On worksite matters, House Republicans likely will press the administration on having more federal employees working onsite and for more often. Image: JIM LO SCALZO/EPA-EFE/Shutterstock

Republicans took the House on Wednesday with an election victory in California delivering a 218 seat majority, and setting the stage for partisan clashes on a range federal workplace matters over the next two years.

Even before the elections, Republicans had said for example that they will focus in 2023 on restricting federal spending, including by using the threat of government shutdowns and the need to raise the federal debt ceiling as leverage. Control of the House gives them a stronger platform to do so because they now control the committee and floor agendas, even though their majority will be slim.


One early move likely will be a bid to repeal the increase in IRS funding contained in the Inflation Reduction Act enacted during the summer along party lines. That funding is designated for purposes including IT improvements and hiring mainly to keep up with attrition over the next 10 years, but many Republicans campaigned on assertions that the agency will double in size and concentrate its enforcement efforts on middle and lower-income taxpayers.

However, prospects for that repeal would be dim, given that with Democrats remain in charge in the Senate and White House.

Also already signaled by Republicans are proposals on federal employee benefits when the next budget cycle gets under way early next year.

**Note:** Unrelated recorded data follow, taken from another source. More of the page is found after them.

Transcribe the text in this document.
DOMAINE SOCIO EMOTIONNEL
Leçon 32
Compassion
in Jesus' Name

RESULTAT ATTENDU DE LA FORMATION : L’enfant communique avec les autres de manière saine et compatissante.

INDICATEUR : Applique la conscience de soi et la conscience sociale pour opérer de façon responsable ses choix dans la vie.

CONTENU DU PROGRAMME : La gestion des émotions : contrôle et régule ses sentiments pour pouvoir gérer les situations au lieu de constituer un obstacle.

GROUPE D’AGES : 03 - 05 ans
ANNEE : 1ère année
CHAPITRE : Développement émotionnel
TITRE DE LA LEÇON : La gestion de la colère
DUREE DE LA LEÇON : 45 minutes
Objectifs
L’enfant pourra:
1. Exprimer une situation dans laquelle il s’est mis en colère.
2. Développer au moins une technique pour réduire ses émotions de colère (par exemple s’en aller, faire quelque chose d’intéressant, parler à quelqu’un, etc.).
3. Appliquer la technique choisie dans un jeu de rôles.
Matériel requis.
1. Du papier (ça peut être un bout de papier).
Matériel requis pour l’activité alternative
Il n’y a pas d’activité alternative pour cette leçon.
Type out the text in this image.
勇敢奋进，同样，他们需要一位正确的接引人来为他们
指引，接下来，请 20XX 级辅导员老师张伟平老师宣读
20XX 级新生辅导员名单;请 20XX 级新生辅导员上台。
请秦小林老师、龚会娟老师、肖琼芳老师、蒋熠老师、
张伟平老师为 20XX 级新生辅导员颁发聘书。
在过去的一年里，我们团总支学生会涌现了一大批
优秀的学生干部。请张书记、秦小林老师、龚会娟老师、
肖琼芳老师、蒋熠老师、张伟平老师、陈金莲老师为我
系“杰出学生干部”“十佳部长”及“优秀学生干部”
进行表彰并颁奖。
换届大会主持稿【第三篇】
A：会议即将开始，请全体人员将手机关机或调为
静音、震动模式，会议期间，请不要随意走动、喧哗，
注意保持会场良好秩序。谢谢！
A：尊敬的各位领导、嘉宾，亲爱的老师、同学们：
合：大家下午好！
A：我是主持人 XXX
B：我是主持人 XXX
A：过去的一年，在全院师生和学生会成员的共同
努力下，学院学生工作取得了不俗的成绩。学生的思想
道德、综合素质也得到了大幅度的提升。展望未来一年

House Budget Committee Republicans have said they will again advocate changes such as requiring a higher contribution toward retirement for FERS employees and basing new annuities on the highest five consecutive years of salary rather than the highest three.

Other provisions they have mentioned include reducing retirement COLAs; eliminating an annuity supplement for FERS retirees duplicates Social Security benefits until they reach age 62 and can claim those benefits; reducing the interest paid by the TSP’s government securities G fund, the program’s largest; and shifting more of the cost of FEHB insurance onto enrollees.

Those proposals have been offered repeatedly over the years only to be blocked by Democrats friendly to federal employee interests and would face the same opposition in the new Congress.

On worksite matters, House Republicans likely will press the administration on having more federal employees working onsite and for more often, especially in public-facing agencies such as the VA, SSA and IRS. Other potential proposals could seek to: shift some agency operations, and therefore their employees, out of the national capital area; bar enforcement of the Coronavirus vaccine mandate for federal employees among others; limit the scope of bargaining and official time for union officials; and put in law Trump administration workplace orders that Biden revoked through his own orders.

All of those would face steep odds against enactment, as well. However, Republican control of the House would mean the same for proposals from Democrats, for example to enhance inflation adjustments for FERS retirees and repeal several Social Security offsets against CSRS benefits, to expand leave benefits, and to lock in higher levels of telework.


House Republicans meanwhile have said they would shift the oversight focus of the key Oversight and Reform Committee to issues including immigration enforcement; the response to the pandemic, including spending of relief money; the 2021 withdrawal of military and other personnel from Afghanistan; financial issues involving Biden’s son Hunter; and more.

Committee assignments will be made early in the new year. Rep. James Comer of Kentucky, currently the ranking Republican, almost certainly will take over chairmanship of that committee. However, the ranking Republican on the government management subcommittee, Rep. Jody Hice of Georgia, will not be in the new Congress; he ran instead for secretary of state there and lost during the primaries.

The full committee’s current chair, Rep. Carolyn Maloney, D-N.Y., also will not return, having lost in the primaries after redistricting. The current chairman of the government management subcommittee, Rep. Gerald Connolly, D-Va., likely will remain as ranking Democrat at least on the subcommittee and possibly on the full committee.